Esa persona desapareció al hacerse cargo de mí los médicos de la ambulancia. Al parecer, la policía intentaba localizarlo por si pudiera aportar algo en la investigación. Cuando estuve en condiciones para ello, me tocó responder a mí. A los dos inspectores que vinieron, les dije que no pude ver la cara de ninguno de los que me atracaron.

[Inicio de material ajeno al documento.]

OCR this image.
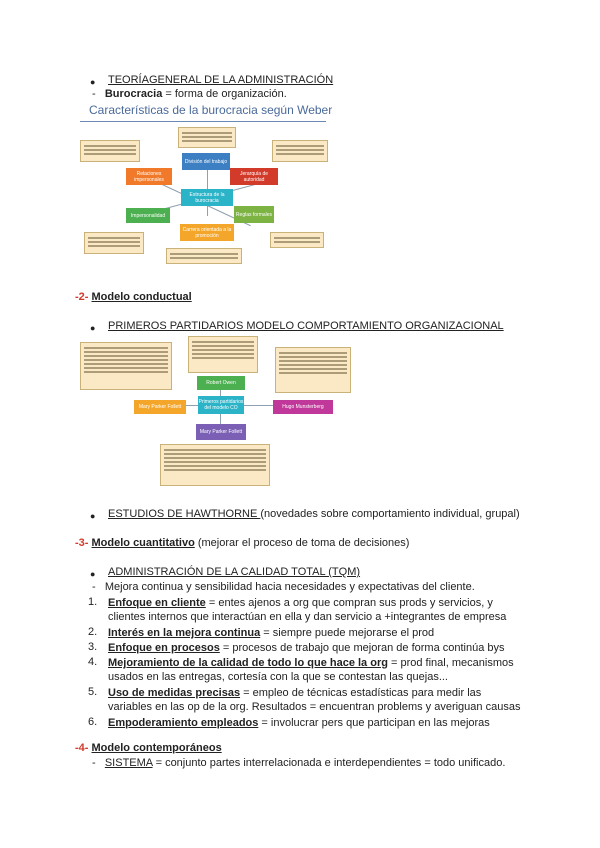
● TEORÍAGENERAL DE LA ADMINISTRACIÓN
-   Burocracia = forma de organización.
Características de la burocracia según Weber
División del trabajo
Relaciones impersonales
Jerarquía de autoridad
Estructura de la burocracia
Impersonalidad	Reglas formales
Carrera orientada a la promoción
-2- Modelo conductual
● PRIMEROS PARTIDARIOS MODELO COMPORTAMIENTO ORGANIZACIONAL
Robert Owen
Mary Parker Follett
Primeros partidarios del modelo CO	Hugo Munsterberg
Mary Parker Follett
● ESTUDIOS DE HAWTHORNE (novedades sobre comportamiento individual, grupal)
-3- Modelo cuantitativo (mejorar el proceso de toma de decisiones)
● ADMINISTRACIÓN DE LA CALIDAD TOTAL (TQM)
-   Mejora continua y sensibilidad hacia necesidades y expectativas del cliente.
1. Enfoque en cliente = entes ajenos a org que compran sus prods y servicios, y
clientes internos que interactúan en ella y dan servicio a +integrantes de empresa
2. Interés en la mejora continua = siempre puede mejorarse el prod
3. Enfoque en procesos = procesos de trabajo que mejoran de forma continúa bys
4. Mejoramiento de la calidad de todo lo que hace la org = prod final, mecanismos
usados en las entregas, cortesía con la que se contestan las quejas...
5. Uso de medidas precisas = empleo de técnicas estadísticas para medir las
variables en las op de la org. Resultados = encuentran problems y averiguan causas
6. Empoderamiento empleados = involucrar pers que participan en las mejoras
-4- Modelo contemporáneos
-   SISTEMA = conjunto partes interrelacionada e interdependientes = todo unificado.
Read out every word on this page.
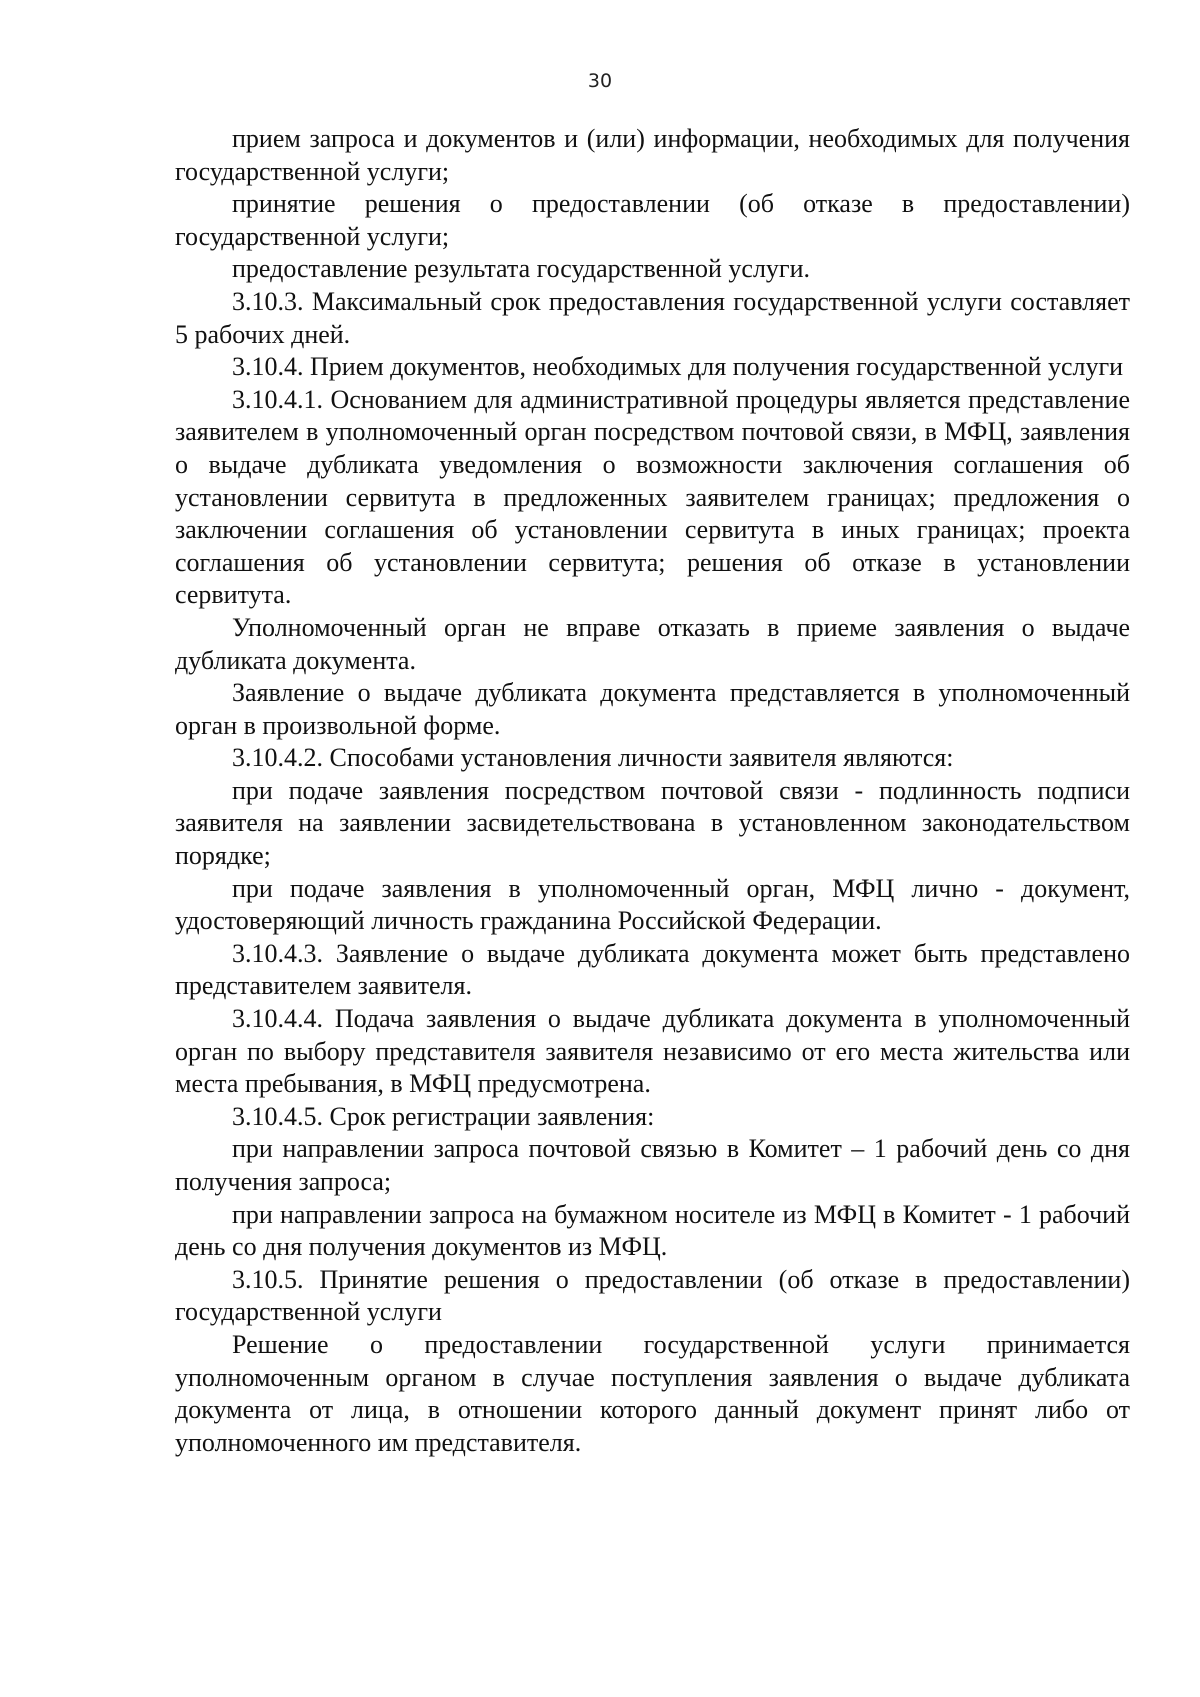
30

прием запроса и документов и (или) информации, необходимых для получения государственной услуги;

принятие решения о предоставлении (об отказе в предоставлении) государственной услуги;

предоставление результата государственной услуги.

3.10.3. Максимальный срок предоставления государственной услуги составляет 5 рабочих дней.

3.10.4. Прием документов, необходимых для получения государственной услуги

3.10.4.1. Основанием для административной процедуры является представление заявителем в уполномоченный орган посредством почтовой связи, в МФЦ, заявления о выдаче дубликата уведомления о возможности заключения соглашения об установлении сервитута в предложенных заявителем границах; предложения о заключении соглашения об установлении сервитута в иных границах; проекта соглашения об установлении сервитута; решения об отказе в установлении сервитута.

Уполномоченный орган не вправе отказать в приеме заявления о выдаче дубликата документа.

Заявление о выдаче дубликата документа представляется в уполномоченный орган в произвольной форме.

3.10.4.2. Способами установления личности заявителя являются:

при подаче заявления посредством почтовой связи - подлинность подписи заявителя на заявлении засвидетельствована в установленном законодательством порядке;

при подаче заявления в уполномоченный орган, МФЦ лично - документ, удостоверяющий личность гражданина Российской Федерации.

3.10.4.3. Заявление о выдаче дубликата документа может быть представлено представителем заявителя.

3.10.4.4. Подача заявления о выдаче дубликата документа в уполномоченный орган по выбору представителя заявителя независимо от его места жительства или места пребывания, в МФЦ предусмотрена.

3.10.4.5. Срок регистрации заявления:

при направлении запроса почтовой связью в Комитет – 1 рабочий день со дня получения запроса;

при направлении запроса на бумажном носителе из МФЦ в Комитет - 1 рабочий день со дня получения документов из МФЦ.

3.10.5. Принятие решения о предоставлении (об отказе в предоставлении) государственной услуги

Решение о предоставлении государственной услуги принимается уполномоченным органом в случае поступления заявления о выдаче дубликата документа от лица, в отношении которого данный документ принят либо от уполномоченного им представителя.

Lo poco que hablaron me pareció español.                                         

En los bolsillos solo llevaba mi documentación, algo de dinero, tarjetas, nada relevante.                                  

No les pude ayudar con los atracadores.

«¿Tampoco recuerda nada de la persona que le ayudó?»                                                                                                       

 -Me temo que no, tampoco le vi la cara. Llevaba impermeable, capucha, bufanda, aunque su voz... esa voz me resultaba muy conocida.                                                                                                                                                   

 «Bueno, dijeron, parece que hay una cámara de vigilancia en un bar con iluminación a la entrada por donde pudieran haber pasado y la estamos revisando, aunque las imágenes de esa noche no son buenas. Seguiremos en contacto».

A los tres días volvieron. Habían identificado al que me ayudó. Tras marcharse con la llegada de la ambulancia se dirigió al bar quitándose la capucha y la bufanda antes de entrar.                                                 

 «Se marchó, nos dijo, porque tan solo vio dos sombras encapuchadas huyendo en la oscuridad y en la lluvia. No podía ser testigo de nada. Y que le conocía a usted muy bien. Al parecer fue directivo de su empresa hasta hacía un año en que fue despedido. Aún seguía en el paro».                                                                 Nos enseñaron las fotografías.                                                                                                                                                           

Al verlas, Almudena y yo, lo reconocimos de inmediato. Nos miramos y a los dos nos produjo una gran pesadumbre que cambió nuestro semblante.                                                                                                                               

 -Qué triste por dios, es Luis- dijo Almudena.                                                                                                                              

 -Así son las cosas, respondió uno de los policías.                                                                                                                      

-Me alegro mucho que lo hayan identificado, dije yo, los otros dos me importan menos. Espero saber qué hacer. Muchas gracias, inspectores. Seguimos en contacto.